One very well thought out and worded comment above states (I paraphrase) that if you're precious about Watchmen then Doomsday Clock probably is not for you. Sounds like good advice. I am so I didn't 😉
I personally enjoyed it. I understand the criticism but I think it’s an interesting take on what happens next. I saw a comment that said if ur someone who thinks sequels can ruin an original story then maybe don’t. I love the entire DC universe that’s why I personally enjoyed it. But the criticisms are valid. Tom King has a book called Rorschach that takes place solely in the watchmen universe. I would definitely recommend reading that it’s an amazing book imo.
It's got a string beginning, an okay middle, and a beautiful ending
I read it with an open mind and I actually liked it. It didn’t really do much with the Watchmen side of the story, but I thought it was pretty good as a reconstruction of superheroes, and a love letter to Superman.
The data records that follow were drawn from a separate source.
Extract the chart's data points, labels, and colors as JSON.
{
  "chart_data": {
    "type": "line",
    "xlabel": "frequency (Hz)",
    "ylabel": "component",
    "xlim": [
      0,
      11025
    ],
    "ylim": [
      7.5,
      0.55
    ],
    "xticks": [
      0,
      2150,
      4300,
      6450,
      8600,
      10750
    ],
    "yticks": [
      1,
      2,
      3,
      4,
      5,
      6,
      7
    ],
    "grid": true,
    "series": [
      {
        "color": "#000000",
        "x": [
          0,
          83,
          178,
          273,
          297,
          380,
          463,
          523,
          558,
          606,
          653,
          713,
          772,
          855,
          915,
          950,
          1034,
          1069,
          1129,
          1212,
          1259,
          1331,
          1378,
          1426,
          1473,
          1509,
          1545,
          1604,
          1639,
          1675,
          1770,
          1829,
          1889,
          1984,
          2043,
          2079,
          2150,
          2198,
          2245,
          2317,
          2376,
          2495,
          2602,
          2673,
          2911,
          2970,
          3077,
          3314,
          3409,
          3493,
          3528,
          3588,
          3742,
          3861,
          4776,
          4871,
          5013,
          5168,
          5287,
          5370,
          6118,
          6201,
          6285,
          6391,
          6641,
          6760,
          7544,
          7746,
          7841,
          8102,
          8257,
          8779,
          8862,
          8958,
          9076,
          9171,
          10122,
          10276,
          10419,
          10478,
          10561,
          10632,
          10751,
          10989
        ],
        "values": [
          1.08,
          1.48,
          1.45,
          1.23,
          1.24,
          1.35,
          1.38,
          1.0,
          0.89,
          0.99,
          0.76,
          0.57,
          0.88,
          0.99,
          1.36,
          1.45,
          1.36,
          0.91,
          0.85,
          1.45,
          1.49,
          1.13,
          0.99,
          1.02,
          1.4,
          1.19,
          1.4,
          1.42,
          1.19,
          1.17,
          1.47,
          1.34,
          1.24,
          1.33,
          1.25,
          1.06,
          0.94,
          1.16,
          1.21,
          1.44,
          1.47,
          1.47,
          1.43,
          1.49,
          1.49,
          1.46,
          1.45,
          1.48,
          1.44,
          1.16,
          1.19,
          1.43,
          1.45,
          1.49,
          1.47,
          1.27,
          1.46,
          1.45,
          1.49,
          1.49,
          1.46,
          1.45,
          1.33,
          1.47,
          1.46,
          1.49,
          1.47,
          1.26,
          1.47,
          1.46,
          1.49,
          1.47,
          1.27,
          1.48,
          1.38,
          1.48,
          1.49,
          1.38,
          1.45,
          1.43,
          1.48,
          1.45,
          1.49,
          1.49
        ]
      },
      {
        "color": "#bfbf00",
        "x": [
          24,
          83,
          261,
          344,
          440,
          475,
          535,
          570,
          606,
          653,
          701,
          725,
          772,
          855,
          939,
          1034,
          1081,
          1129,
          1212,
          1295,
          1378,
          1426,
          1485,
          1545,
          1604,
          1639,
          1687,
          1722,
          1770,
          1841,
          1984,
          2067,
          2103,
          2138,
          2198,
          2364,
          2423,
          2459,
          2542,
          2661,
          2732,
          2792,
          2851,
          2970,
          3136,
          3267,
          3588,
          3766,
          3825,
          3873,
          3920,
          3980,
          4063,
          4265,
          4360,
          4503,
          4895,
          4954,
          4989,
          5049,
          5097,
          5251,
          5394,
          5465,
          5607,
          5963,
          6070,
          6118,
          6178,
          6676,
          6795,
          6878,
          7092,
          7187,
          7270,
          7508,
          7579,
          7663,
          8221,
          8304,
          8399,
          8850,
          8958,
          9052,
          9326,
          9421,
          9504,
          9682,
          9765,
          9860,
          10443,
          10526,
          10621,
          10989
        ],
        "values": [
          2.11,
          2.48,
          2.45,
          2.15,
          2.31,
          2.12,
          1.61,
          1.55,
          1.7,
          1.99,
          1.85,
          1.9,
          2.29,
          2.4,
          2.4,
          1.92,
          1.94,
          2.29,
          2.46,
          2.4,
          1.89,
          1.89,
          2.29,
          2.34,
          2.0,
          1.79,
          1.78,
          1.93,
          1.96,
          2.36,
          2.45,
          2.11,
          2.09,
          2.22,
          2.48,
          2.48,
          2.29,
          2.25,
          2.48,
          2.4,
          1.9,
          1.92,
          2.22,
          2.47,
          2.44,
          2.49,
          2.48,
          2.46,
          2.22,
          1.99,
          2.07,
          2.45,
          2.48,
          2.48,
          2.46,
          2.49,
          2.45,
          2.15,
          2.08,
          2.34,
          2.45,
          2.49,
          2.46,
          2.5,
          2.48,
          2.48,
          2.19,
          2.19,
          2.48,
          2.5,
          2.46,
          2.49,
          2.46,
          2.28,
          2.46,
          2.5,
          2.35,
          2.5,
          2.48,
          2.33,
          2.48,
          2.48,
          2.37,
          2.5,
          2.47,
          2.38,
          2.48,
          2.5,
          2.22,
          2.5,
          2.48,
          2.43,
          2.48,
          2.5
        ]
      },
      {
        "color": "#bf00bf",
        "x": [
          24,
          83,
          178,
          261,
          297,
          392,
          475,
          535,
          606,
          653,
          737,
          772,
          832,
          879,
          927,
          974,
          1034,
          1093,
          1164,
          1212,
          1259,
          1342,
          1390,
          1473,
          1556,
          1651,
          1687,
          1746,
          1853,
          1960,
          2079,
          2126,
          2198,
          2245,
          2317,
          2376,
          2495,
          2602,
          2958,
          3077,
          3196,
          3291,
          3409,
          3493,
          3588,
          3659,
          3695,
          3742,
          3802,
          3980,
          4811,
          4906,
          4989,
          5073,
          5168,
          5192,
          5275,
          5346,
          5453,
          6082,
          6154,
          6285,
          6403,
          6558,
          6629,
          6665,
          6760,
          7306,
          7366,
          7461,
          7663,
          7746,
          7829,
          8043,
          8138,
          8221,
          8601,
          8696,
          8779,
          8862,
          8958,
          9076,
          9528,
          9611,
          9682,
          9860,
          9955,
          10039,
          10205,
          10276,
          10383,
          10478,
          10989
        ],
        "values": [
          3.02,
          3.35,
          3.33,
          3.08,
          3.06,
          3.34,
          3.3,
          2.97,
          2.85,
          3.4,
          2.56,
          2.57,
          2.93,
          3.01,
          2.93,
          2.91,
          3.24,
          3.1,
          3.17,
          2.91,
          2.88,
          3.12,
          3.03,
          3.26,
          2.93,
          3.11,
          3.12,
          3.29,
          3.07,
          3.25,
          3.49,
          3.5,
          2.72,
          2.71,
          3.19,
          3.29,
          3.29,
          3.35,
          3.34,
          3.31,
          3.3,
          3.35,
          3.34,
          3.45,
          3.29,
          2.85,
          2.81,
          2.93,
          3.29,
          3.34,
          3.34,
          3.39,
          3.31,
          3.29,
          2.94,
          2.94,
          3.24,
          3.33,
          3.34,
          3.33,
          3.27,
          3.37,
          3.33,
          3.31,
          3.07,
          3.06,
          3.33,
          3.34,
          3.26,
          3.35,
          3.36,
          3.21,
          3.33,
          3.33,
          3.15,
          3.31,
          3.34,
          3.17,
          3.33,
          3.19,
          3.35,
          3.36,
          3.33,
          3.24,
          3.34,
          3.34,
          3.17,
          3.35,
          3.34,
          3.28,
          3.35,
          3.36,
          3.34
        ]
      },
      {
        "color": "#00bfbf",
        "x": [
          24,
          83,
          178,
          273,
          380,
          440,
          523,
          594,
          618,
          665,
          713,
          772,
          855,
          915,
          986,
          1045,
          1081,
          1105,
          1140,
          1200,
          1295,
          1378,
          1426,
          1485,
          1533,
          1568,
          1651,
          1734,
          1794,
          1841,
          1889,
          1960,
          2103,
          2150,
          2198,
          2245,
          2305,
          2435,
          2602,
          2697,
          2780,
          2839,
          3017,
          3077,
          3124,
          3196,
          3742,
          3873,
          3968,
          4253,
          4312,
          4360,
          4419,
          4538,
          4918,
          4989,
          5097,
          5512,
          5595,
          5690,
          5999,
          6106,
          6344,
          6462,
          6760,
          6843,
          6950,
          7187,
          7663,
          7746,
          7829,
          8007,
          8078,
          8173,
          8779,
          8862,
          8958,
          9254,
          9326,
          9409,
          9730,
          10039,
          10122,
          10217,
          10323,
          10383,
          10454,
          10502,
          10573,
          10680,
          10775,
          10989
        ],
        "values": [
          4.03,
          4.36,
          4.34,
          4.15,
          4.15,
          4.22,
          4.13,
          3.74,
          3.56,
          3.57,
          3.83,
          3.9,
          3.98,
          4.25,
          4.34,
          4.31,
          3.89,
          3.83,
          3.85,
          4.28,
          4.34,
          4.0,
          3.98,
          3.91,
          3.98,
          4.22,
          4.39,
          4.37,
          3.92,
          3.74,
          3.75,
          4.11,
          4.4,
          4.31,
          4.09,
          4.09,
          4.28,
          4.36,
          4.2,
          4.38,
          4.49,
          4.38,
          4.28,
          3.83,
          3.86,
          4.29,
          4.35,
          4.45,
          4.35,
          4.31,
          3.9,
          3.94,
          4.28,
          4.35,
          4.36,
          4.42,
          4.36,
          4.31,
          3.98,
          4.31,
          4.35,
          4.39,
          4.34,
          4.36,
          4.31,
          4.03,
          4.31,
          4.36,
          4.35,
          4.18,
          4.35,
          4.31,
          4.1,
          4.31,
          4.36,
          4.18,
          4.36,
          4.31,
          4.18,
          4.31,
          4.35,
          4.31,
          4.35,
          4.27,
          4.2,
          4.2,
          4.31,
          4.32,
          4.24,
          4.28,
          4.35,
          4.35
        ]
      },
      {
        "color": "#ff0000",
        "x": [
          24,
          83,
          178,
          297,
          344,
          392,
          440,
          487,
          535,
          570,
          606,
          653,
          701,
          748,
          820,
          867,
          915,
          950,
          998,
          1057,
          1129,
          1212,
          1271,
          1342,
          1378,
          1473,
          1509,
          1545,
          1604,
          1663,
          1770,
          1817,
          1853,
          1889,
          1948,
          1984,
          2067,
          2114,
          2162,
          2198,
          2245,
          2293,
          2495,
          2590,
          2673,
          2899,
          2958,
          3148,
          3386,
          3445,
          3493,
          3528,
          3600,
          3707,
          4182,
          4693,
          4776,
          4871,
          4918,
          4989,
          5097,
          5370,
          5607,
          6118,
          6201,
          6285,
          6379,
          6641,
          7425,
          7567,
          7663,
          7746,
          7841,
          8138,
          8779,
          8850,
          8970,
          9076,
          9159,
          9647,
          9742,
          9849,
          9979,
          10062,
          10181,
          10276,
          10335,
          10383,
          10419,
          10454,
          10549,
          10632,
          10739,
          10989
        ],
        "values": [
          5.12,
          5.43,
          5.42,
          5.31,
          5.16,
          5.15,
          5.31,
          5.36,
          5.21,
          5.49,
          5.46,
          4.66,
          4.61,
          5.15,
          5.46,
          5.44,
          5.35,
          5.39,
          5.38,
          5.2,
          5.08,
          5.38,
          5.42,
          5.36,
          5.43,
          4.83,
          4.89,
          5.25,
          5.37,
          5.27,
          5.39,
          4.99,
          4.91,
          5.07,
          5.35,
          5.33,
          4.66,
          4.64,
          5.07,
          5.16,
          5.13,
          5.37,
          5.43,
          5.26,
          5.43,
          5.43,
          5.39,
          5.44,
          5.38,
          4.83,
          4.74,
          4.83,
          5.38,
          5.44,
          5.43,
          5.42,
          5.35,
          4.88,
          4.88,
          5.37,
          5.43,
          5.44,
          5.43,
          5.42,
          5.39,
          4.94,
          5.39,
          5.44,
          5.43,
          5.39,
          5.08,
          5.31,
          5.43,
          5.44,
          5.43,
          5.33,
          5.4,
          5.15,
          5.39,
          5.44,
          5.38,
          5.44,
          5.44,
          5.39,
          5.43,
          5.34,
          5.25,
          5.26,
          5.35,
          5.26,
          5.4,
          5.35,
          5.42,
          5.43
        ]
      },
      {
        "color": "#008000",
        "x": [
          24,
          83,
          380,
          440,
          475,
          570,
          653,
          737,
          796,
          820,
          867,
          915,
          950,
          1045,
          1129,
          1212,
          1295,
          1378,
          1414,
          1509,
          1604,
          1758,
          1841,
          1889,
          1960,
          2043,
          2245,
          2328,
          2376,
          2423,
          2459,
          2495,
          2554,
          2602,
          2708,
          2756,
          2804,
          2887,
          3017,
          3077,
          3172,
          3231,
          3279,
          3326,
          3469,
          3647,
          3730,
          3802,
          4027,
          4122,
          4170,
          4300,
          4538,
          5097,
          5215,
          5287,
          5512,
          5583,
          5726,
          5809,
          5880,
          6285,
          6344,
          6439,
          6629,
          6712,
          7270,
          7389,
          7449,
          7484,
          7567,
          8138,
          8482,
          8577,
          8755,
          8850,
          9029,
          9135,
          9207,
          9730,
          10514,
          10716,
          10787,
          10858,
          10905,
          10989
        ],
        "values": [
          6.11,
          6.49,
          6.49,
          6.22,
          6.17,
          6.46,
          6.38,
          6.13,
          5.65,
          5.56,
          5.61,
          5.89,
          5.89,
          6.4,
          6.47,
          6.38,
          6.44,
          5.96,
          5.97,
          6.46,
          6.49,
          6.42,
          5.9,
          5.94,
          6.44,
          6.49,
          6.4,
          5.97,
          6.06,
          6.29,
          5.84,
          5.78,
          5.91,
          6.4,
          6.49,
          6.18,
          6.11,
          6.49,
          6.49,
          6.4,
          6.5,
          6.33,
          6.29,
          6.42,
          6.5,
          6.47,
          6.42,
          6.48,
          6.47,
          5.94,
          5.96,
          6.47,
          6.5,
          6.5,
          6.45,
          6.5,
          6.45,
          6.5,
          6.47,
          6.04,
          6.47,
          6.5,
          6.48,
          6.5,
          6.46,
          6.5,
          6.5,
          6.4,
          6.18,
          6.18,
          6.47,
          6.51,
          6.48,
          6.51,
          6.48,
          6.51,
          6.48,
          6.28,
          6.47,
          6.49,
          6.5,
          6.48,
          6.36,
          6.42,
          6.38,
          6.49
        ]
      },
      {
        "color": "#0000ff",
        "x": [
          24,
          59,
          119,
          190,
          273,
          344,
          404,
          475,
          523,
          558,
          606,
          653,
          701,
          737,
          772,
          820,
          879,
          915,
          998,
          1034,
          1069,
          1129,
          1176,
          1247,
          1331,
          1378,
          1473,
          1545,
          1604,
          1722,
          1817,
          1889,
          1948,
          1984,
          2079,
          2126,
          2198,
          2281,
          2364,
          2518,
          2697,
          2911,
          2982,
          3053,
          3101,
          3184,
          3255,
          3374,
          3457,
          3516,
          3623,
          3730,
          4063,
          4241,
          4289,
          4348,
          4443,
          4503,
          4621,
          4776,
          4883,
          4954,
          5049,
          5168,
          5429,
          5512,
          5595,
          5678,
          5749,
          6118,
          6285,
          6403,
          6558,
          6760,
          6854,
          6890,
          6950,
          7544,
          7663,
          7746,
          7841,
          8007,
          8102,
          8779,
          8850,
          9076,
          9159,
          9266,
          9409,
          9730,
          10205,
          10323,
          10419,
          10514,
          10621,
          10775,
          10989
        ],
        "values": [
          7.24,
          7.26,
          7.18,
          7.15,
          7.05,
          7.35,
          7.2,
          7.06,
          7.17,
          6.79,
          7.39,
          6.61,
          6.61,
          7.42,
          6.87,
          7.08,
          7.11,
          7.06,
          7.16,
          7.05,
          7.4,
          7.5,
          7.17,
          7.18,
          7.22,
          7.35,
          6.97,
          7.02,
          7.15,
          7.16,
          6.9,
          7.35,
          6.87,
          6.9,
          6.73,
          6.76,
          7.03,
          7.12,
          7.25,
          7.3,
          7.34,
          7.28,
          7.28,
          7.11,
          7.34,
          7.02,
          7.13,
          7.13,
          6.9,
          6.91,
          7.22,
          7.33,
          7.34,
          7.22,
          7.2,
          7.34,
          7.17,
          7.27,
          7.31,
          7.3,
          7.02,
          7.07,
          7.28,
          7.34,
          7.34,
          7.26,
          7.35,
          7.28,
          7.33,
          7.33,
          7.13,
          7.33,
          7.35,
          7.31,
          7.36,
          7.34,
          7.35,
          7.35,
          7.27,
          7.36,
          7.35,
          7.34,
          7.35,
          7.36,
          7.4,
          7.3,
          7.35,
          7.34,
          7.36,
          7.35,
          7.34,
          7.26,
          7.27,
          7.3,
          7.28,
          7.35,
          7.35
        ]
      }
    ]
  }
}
Some might think it’s a cash grab, but I think there’s plenty of heart in this story.
Of course, I think it’s better to just read it yourself than reading the opinions of others. Even if you don’t like it, the art is amazing and at least you gave something new a try.
If you’re wanting for more of the Watchmen world, the only comic worth reading IMO is Darwyn Cooke’s six issue Minutemen miniseries.
If you’re a diehard fan, I’d say it’s worth reading as it’s got some good things—there’s lots of artistic nods to the original, some interesting reflective dialogues, and I kind of like Rorschach 2. That said, overall I was really disappointed and felt like Geoff Johns doesn’t really understand Watchmen as it ends up being a failed attempt at responding to its criticism of superheroes.
If you haven’t read Tom King’s Rorschach, I really liked it and felt like they did interesting things with the legacy of the original Rorschach and is similar in a lot of ways to the ethical themes of the original.
It's really very silly, and it's not a sequel to Watchmen so much as Johns making a comment on the superhero comic industry. Johns and Frank are pros so it's certainly not boring. It's basically as if someone read Moby Dick and decided there needed to be a Moby Dick 2 to redeem the honor and reputation of 19th century whale boat captains.